As Yaroslav Hrytsak points out, no one told the volunteers to fight. Similar acts of grassroots resistance took place in other Ukrainian towns and cities in response to Russia’s sweeping invasion. “All Ukraine was seized with a spirit of initiative,” he writes. This spontaneous behaviour was in striking contrast to the passive Russians, who waited for orders.

Hrytsak is a liberal historian, intellectual and professor. He teaches at the Ukrainian Catholic University in Lviv. His book Ukraine: The Forging of a Nation is a bestseller at home and was published a few months before Vladimir Putin’s all-out attack. It puts Ukraine’s past – “permeated with violence”, but with grounds for optimism as well – in a global context.

Why, Hrytsak asks, did Ukraine fight back? He likens its struggle against Russia’s imperial machinations to the Greco-Persian wars. An alliance of democratic Greek city states successfully resisted and defeated the bigger Persian empire. Like Herodotus, the father of history who wanted to understand the causes of Greek resilience, Hrytsak roams freely, hopping from era to era.

He considers Columbus’s discovery of America in 1492, European Romanticism and the invention of the modern state in the 19th century. He also examines Ukraine’s perennial fight against domination by Moscow. Its leaders include the Cossacks; Ukrainian nationalist groups during the second world war; and a 1960s dissident movement of poets and journalists.

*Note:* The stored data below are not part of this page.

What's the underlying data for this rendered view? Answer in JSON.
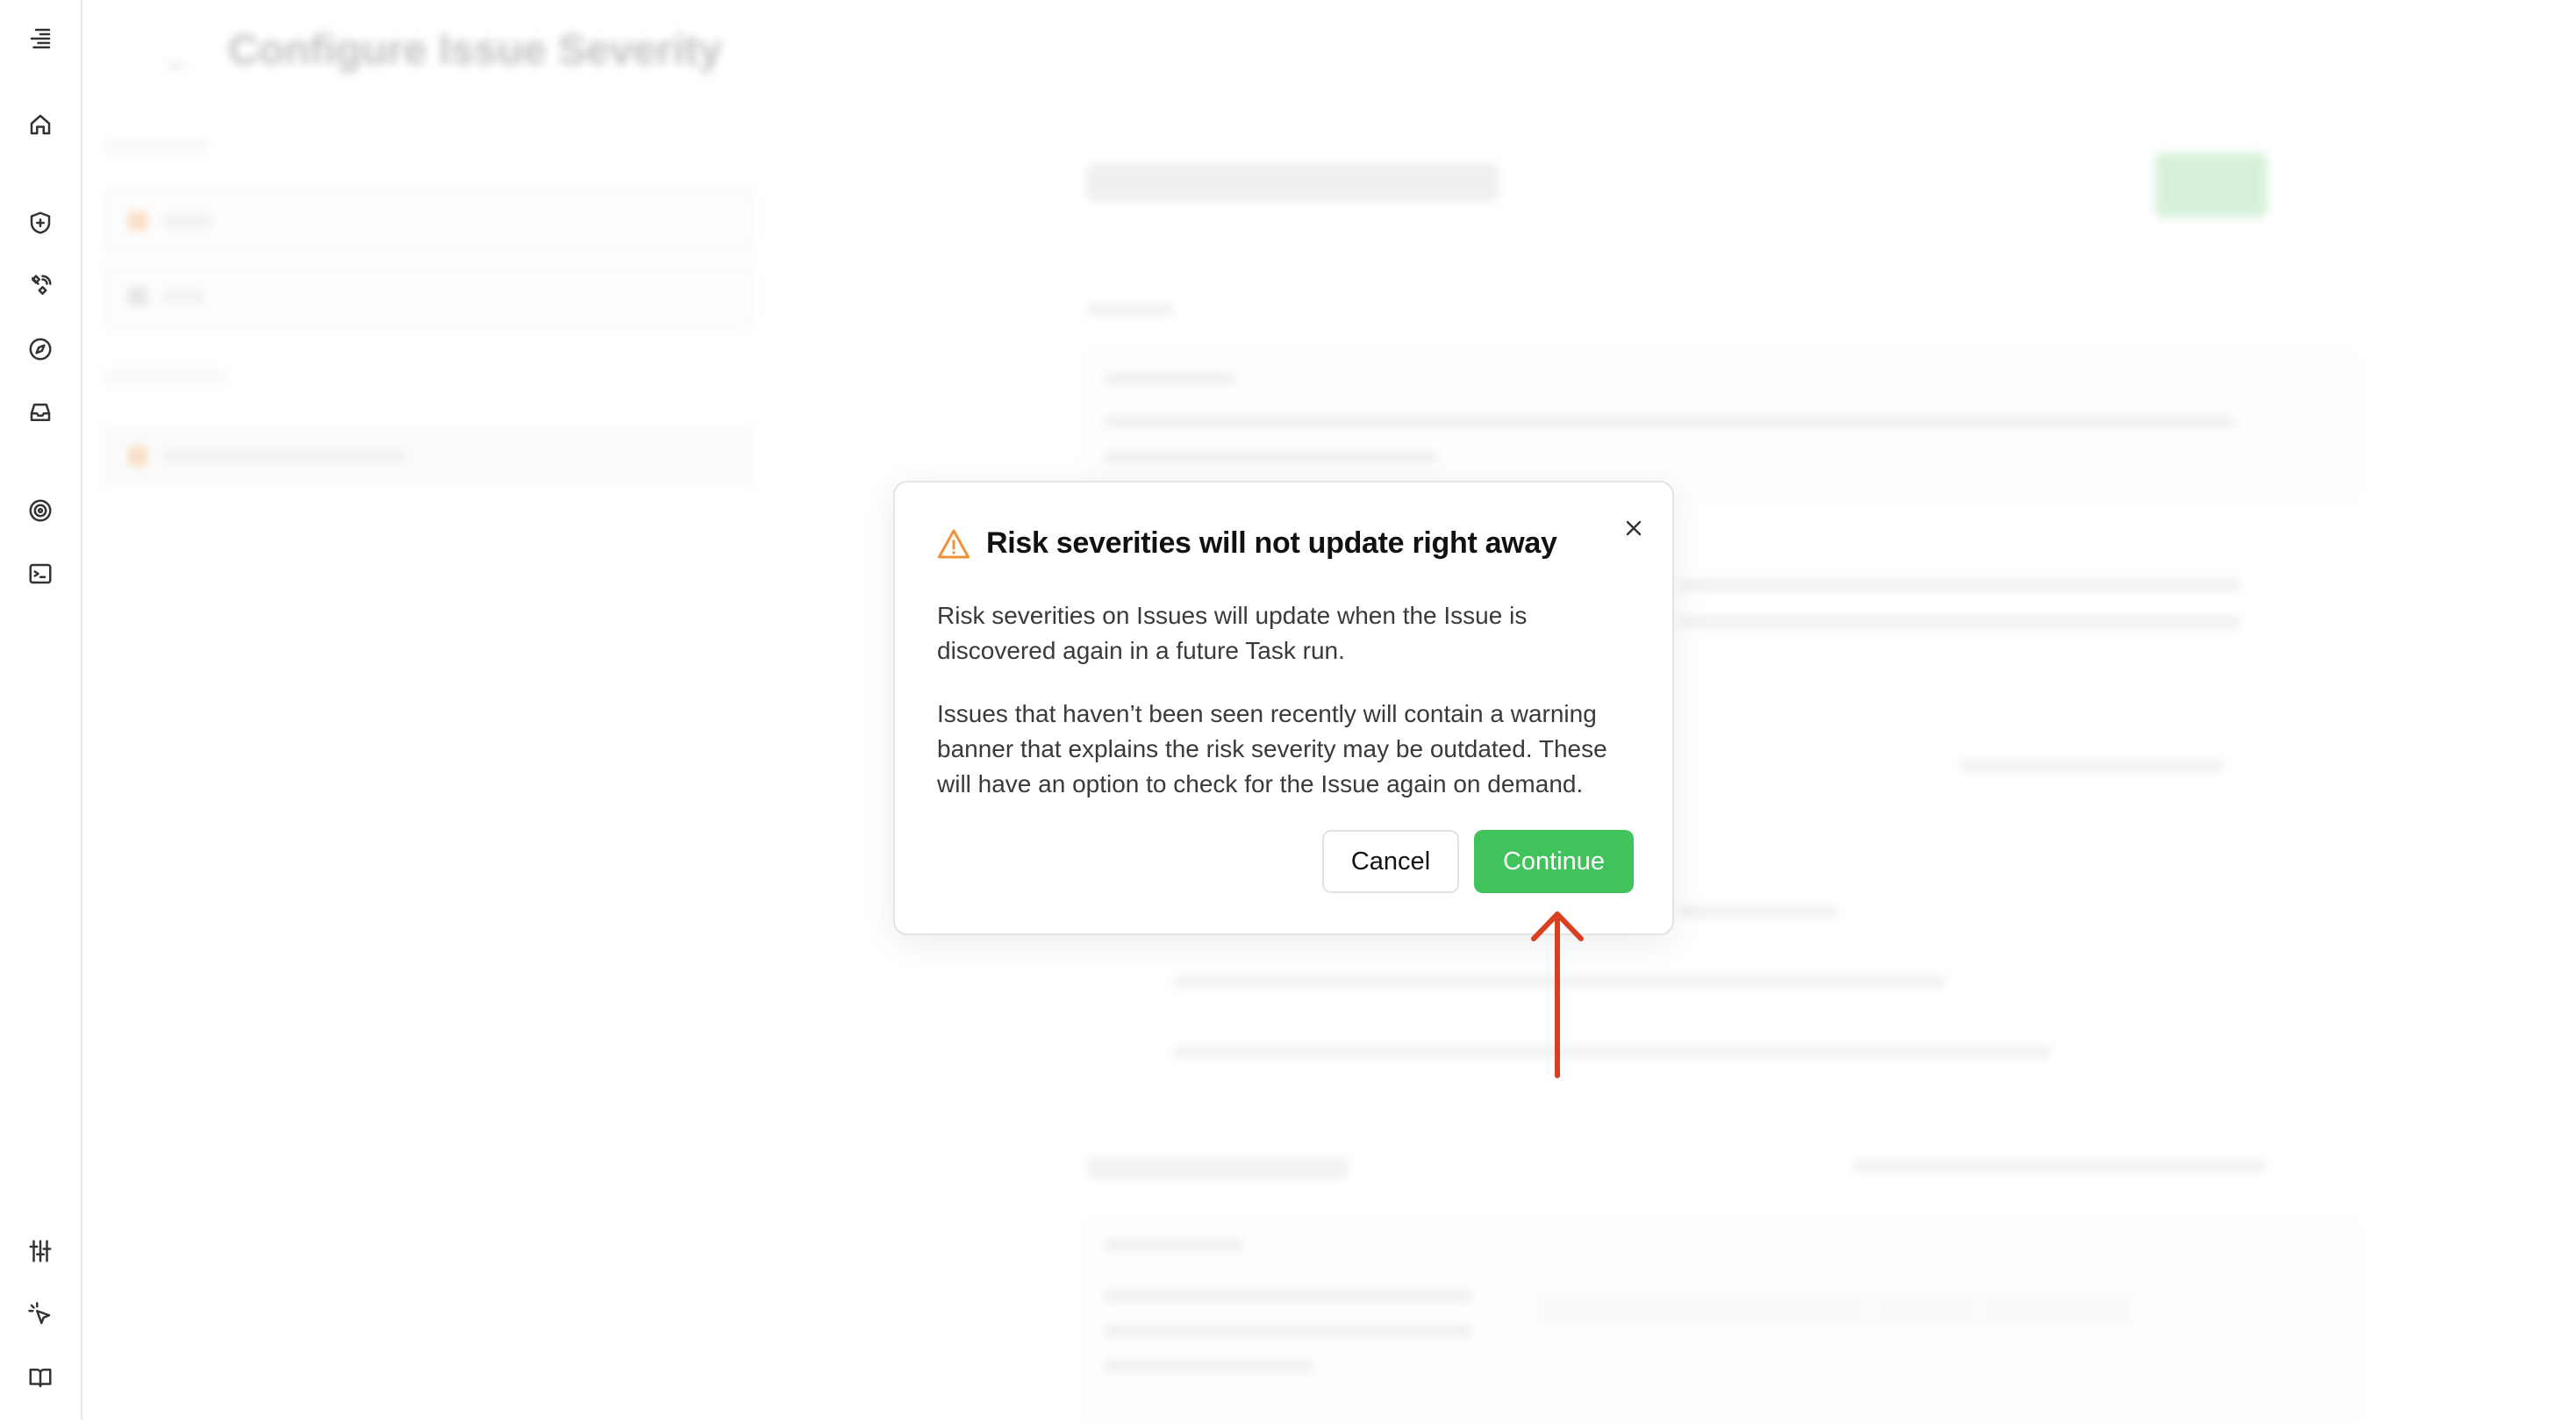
{
  "background_page": {
    "back_glyph": "←",
    "title": "Configure Issue Severity"
  },
  "modal": {
    "title": "Risk severities will not update right away",
    "paragraph_1": "Risk severities on Issues will update when the Issue is discovered again in a future Task run.",
    "paragraph_2": "Issues that haven’t been seen recently will contain a warning banner that explains the risk severity may be outdated. These will have an option to check for the Issue again on demand.",
    "cancel_label": "Cancel",
    "continue_label": "Continue"
  },
  "colors": {
    "accent_green": "#3fc35a",
    "warning_orange": "#f0923a",
    "annotation_red": "#d9401f"
  },
  "icons": {
    "rail": [
      "logo-icon",
      "home-icon",
      "shield-icon",
      "satellite-icon",
      "compass-icon",
      "inbox-icon",
      "target-icon",
      "terminal-icon",
      "sliders-icon",
      "cursor-click-icon",
      "book-icon"
    ]
  }
}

The book amounts to an elegant critique of chauvinist Russian thinking. And bad historiography. In 2021 Putin published a notorious “essay” that justified his imminent invasion. He argued that Ukraine was never a nation. Instead it was part of a civilisational and religious space with Russia, going back 1,000 years. According to this logic, Putin is not a brutal aggressor but a sacred restorer, of something lost and indivisible.

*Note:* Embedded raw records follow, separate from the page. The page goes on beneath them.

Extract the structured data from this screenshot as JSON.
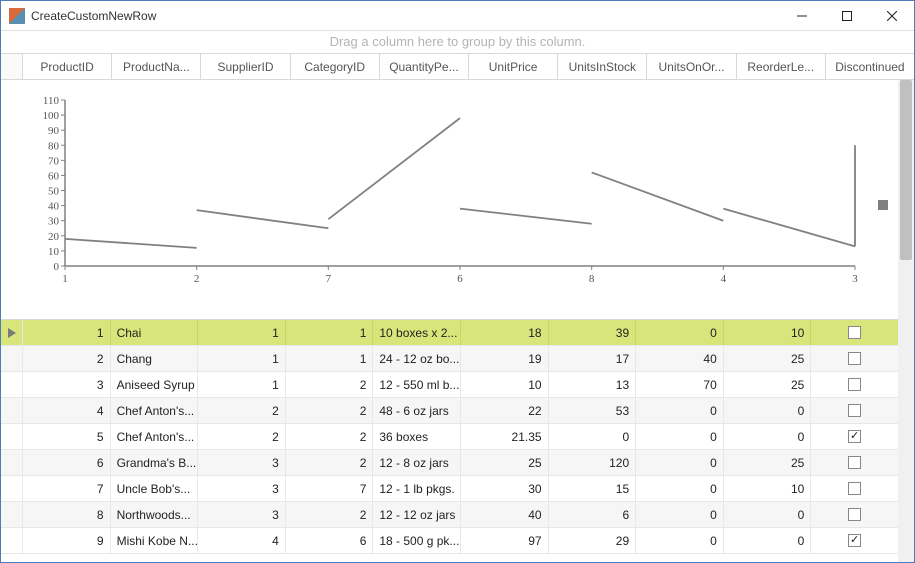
{
  "window": {
    "title": "CreateCustomNewRow"
  },
  "groupPanel": {
    "text": "Drag a column here to group by this column."
  },
  "columns": {
    "c0": "ProductID",
    "c1": "ProductNa...",
    "c2": "SupplierID",
    "c3": "CategoryID",
    "c4": "QuantityPe...",
    "c5": "UnitPrice",
    "c6": "UnitsInStock",
    "c7": "UnitsOnOr...",
    "c8": "ReorderLe...",
    "c9": "Discontinued"
  },
  "chart_data": {
    "type": "line",
    "x_categories": [
      "1",
      "2",
      "7",
      "6",
      "8",
      "4",
      "3"
    ],
    "y_ticks": [
      0,
      10,
      20,
      30,
      40,
      50,
      60,
      70,
      80,
      90,
      100,
      110
    ],
    "ylim": [
      0,
      110
    ],
    "series": [
      {
        "name": "",
        "segments": [
          [
            [
              0,
              18
            ],
            [
              1,
              12
            ]
          ],
          [
            [
              1,
              37
            ],
            [
              2,
              25
            ]
          ],
          [
            [
              2,
              31
            ],
            [
              3,
              98
            ]
          ],
          [
            [
              3,
              38
            ],
            [
              4,
              28
            ]
          ],
          [
            [
              4,
              62
            ],
            [
              5,
              30
            ]
          ],
          [
            [
              5,
              38
            ],
            [
              6,
              13
            ]
          ],
          [
            [
              6,
              13
            ],
            [
              6,
              80
            ]
          ]
        ]
      }
    ]
  },
  "rows": {
    "r0": {
      "ProductID": "1",
      "ProductName": "Chai",
      "SupplierID": "1",
      "CategoryID": "1",
      "QuantityPerUnit": "10 boxes x 2...",
      "UnitPrice": "18",
      "UnitsInStock": "39",
      "UnitsOnOrder": "0",
      "ReorderLevel": "10",
      "DiscTxt": ""
    },
    "r1": {
      "ProductID": "2",
      "ProductName": "Chang",
      "SupplierID": "1",
      "CategoryID": "1",
      "QuantityPerUnit": "24 - 12 oz bo...",
      "UnitPrice": "19",
      "UnitsInStock": "17",
      "UnitsOnOrder": "40",
      "ReorderLevel": "25",
      "DiscTxt": ""
    },
    "r2": {
      "ProductID": "3",
      "ProductName": "Aniseed Syrup",
      "SupplierID": "1",
      "CategoryID": "2",
      "QuantityPerUnit": "12 - 550 ml b...",
      "UnitPrice": "10",
      "UnitsInStock": "13",
      "UnitsOnOrder": "70",
      "ReorderLevel": "25",
      "DiscTxt": ""
    },
    "r3": {
      "ProductID": "4",
      "ProductName": "Chef Anton's...",
      "SupplierID": "2",
      "CategoryID": "2",
      "QuantityPerUnit": "48 - 6 oz jars",
      "UnitPrice": "22",
      "UnitsInStock": "53",
      "UnitsOnOrder": "0",
      "ReorderLevel": "0",
      "DiscTxt": ""
    },
    "r4": {
      "ProductID": "5",
      "ProductName": "Chef Anton's...",
      "SupplierID": "2",
      "CategoryID": "2",
      "QuantityPerUnit": "36 boxes",
      "UnitPrice": "21.35",
      "UnitsInStock": "0",
      "UnitsOnOrder": "0",
      "ReorderLevel": "0",
      "DiscTxt": "✓"
    },
    "r5": {
      "ProductID": "6",
      "ProductName": "Grandma's  B...",
      "SupplierID": "3",
      "CategoryID": "2",
      "QuantityPerUnit": "12 - 8 oz jars",
      "UnitPrice": "25",
      "UnitsInStock": "120",
      "UnitsOnOrder": "0",
      "ReorderLevel": "25",
      "DiscTxt": ""
    },
    "r6": {
      "ProductID": "7",
      "ProductName": "Uncle Bob's...",
      "SupplierID": "3",
      "CategoryID": "7",
      "QuantityPerUnit": "12 - 1 lb pkgs.",
      "UnitPrice": "30",
      "UnitsInStock": "15",
      "UnitsOnOrder": "0",
      "ReorderLevel": "10",
      "DiscTxt": ""
    },
    "r7": {
      "ProductID": "8",
      "ProductName": "Northwoods...",
      "SupplierID": "3",
      "CategoryID": "2",
      "QuantityPerUnit": "12 - 12 oz jars",
      "UnitPrice": "40",
      "UnitsInStock": "6",
      "UnitsOnOrder": "0",
      "ReorderLevel": "0",
      "DiscTxt": ""
    },
    "r8": {
      "ProductID": "9",
      "ProductName": "Mishi Kobe N...",
      "SupplierID": "4",
      "CategoryID": "6",
      "QuantityPerUnit": "18 - 500 g pk...",
      "UnitPrice": "97",
      "UnitsInStock": "29",
      "UnitsOnOrder": "0",
      "ReorderLevel": "0",
      "DiscTxt": "✓"
    }
  }
}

Previous Russian historians made similar arguments. They claimed Kyivan Rus – the ninth-century princedom, centred on Kyiv – was a precursor of today’s Russia. Hrytsak dismisses this idea. “Calling Rus a nation state is like calling a wooden abacus the first computer,” he sniffs. Kyivan Rus existed in what he calls an “anational world”. It began as a river-based trading company, centuries before the concept of statehood and borders existed.

With its fertile soil, and Black Sea coast, the region has always attracted settlers. The Scythians who appear in Herodotus’s Histories were probably proto-Iranian. Rus’s founders arrived by boat from Scandinavia. They coexisted with Slavic tribes. Next came the Ottomans. Hrytsak describes the Eurasian steppe as a multicultural highway. No single group inhabited it. Russia’s exclusive ethnic claims are “dangerous political fantasies”, he thinks.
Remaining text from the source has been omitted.